The ISAE shut down in 2014. Books & Culture followed in 2016. Noll and other members of the “evangelical mafia” have retired or moved into administrative positions. Books about evangelicals continue to appear steadily, but fewer and fewer of them reflect the sympathetic, theologically-centered insider perspective of the previous generation’s work. To cite just a few recent examples, Bethany Moreton, Timothy Gloege, Kevin Kruse, and Darren Grem have all examined the influence of American business cultures on evangelicalism. In addition to this “business turn,” gender and sexuality have become central concerns in studies of evangelicalism. Work on evangelical ideas, such as Molly Worthen’s Apostles of Reason, has become more pointed. The current bestselling book on the topic, Frances Fitzgerald’s The Evangelicals: The Struggle to Shape America, focuses on politics rather than on theology, is highly critical of evangelicalism, and is written by an East Coast journalist with numerous writing awards but no insider credentials. The field is changing, dramatically.

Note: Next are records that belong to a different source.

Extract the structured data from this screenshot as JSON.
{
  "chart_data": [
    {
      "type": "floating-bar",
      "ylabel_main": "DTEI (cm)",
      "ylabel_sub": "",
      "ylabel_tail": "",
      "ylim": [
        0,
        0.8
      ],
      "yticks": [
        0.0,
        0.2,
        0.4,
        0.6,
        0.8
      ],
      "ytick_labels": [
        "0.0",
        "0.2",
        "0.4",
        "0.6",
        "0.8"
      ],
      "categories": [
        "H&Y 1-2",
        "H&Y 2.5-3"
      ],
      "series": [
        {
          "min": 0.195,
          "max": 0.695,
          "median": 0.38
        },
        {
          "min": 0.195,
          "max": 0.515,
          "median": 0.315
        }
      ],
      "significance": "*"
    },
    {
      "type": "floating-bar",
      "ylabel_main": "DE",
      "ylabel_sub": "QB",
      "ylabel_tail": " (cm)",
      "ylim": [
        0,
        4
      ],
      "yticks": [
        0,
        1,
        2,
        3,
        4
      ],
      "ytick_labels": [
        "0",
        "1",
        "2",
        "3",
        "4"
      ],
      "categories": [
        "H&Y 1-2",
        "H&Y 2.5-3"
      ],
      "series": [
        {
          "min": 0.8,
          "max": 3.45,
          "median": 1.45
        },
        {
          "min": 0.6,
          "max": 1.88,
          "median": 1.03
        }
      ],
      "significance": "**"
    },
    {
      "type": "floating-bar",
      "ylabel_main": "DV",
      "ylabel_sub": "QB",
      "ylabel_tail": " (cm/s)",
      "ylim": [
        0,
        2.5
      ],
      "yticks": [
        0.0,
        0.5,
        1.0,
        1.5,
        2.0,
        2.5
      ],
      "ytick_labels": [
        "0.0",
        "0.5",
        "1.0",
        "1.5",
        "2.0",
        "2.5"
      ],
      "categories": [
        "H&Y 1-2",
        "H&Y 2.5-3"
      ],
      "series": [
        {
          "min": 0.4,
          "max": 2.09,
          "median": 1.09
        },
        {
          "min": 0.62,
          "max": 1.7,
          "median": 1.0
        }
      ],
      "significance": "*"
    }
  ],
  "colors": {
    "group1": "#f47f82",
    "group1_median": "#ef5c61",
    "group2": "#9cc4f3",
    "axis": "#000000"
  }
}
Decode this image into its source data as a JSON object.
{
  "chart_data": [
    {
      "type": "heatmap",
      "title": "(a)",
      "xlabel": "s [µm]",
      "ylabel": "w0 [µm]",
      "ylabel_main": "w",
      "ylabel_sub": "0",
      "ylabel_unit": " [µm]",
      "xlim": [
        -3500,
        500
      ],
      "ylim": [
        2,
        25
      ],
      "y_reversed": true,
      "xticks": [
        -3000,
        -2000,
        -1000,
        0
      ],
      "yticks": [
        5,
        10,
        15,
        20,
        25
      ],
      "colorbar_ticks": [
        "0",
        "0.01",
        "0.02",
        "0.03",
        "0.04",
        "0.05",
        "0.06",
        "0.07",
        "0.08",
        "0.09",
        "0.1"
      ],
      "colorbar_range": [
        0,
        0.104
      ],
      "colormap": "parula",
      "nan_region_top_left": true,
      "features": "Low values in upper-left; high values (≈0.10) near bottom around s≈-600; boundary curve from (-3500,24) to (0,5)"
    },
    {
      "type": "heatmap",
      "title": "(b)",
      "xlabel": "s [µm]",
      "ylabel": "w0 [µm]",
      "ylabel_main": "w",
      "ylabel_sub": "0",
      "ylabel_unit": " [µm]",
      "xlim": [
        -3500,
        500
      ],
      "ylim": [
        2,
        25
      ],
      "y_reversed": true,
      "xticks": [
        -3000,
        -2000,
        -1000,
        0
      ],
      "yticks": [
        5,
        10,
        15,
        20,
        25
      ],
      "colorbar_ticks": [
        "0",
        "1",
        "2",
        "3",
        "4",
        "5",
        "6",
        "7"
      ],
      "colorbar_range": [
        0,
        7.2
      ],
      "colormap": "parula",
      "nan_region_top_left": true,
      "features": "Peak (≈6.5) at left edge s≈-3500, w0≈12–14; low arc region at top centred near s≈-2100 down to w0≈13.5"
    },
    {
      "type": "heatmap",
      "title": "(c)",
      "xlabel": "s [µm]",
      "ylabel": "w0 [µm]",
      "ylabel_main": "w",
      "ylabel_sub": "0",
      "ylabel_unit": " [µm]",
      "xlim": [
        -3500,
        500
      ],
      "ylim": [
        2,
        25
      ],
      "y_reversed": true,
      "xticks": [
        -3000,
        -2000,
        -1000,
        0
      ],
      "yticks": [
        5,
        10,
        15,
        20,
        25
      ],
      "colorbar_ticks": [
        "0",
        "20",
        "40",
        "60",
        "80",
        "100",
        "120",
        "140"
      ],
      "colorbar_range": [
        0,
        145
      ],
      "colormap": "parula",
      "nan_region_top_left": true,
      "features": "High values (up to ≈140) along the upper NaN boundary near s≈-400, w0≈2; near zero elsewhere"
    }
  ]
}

Treloar writes about one era of disruption in evangelicalism. His book appears at another. It remains to be seen whether polarization will rend the movement this time or if theological creativity and a robust, irenic center can emerge again to carry the day.
Elesha Coffman is assistant professor of history at Baylor University and author of The Christian Century and the Rise of the Protestant Mainline (Oxford University Press).